Stephen Tupling (born 11 July 1964) is an English former professional footballer who played as a midfielder in the Football League.

==Life and career==
Tupling was born in 1964 in Wensleydale, which was then in the North Riding of Yorkshire. He began his football career with Middlesbrough, but never played league football for the club, and then played in the Football League for Carlisle United, Darlington (two spells), Newport County, Cardiff City, Torquay United, Exeter City (both on loan), and Hartlepool United.
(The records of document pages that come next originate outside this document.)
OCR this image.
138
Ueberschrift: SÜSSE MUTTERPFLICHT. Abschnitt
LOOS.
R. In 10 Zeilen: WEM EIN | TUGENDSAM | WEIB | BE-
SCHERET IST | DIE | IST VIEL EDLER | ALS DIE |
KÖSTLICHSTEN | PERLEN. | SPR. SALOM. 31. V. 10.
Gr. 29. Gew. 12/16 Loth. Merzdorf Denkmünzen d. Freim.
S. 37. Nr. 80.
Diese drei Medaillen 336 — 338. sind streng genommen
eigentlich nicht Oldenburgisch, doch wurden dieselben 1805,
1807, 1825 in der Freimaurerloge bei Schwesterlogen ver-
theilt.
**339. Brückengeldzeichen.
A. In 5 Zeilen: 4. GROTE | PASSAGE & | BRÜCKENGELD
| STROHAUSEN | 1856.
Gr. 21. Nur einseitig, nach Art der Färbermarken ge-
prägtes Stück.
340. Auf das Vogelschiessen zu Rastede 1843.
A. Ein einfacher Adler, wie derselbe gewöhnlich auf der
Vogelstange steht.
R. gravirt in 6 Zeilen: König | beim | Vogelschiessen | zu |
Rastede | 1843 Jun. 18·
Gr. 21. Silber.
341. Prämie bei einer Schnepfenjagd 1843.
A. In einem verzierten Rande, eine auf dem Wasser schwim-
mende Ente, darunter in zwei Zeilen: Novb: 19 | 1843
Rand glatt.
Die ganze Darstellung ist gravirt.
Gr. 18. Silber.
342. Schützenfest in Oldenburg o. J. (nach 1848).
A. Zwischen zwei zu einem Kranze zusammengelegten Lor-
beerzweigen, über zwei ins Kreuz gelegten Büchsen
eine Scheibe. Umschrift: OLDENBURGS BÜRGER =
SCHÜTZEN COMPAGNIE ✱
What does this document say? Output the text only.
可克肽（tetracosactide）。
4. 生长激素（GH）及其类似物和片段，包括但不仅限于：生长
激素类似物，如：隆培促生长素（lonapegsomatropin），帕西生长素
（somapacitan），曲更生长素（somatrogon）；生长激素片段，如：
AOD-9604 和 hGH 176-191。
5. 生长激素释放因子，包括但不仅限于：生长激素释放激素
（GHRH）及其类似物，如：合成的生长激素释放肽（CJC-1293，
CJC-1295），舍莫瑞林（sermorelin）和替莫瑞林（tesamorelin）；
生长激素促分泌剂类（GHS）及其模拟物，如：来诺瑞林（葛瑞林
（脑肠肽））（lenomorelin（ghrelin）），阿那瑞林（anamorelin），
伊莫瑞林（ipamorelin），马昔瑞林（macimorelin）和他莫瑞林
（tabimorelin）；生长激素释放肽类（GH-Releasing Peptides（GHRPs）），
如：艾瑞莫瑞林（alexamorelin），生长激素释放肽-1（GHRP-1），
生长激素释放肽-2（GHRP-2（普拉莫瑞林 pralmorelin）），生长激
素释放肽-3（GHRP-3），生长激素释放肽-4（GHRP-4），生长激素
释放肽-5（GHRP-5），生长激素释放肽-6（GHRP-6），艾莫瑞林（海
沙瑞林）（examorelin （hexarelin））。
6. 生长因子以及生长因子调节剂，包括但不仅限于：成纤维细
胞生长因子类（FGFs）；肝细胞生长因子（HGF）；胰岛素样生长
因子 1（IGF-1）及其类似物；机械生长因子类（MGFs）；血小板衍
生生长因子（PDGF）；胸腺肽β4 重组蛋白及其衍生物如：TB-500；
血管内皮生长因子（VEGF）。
He played non-League football for Gateshead after his second spell with Darlington.

After finishing his full-time football career, Tupling became a teacher, and is now a supply teacher based in the North East of England.

===Hartlepool United===
Tupling made his Hartlepool United debut on 26 December 1989 in a 4–1 home win against Scarborough. In the 1989–90 season he started 26 games and scored once, in a 2–1 home win against Rochdale on 10 March 1990. The following season he started 40 league games and scored twice, in the first game of the season in a 3–2 win away at Chesterfield and in the reverse fixture in January 1991, and helped the club gain promotion from the Fourth Division. In the Third Division, Tupling started only 17 league games and did not score; his last game for Hartlepool was also the last game of the 1991–92 season, a 1–0 win at home to AFC Bournemouth.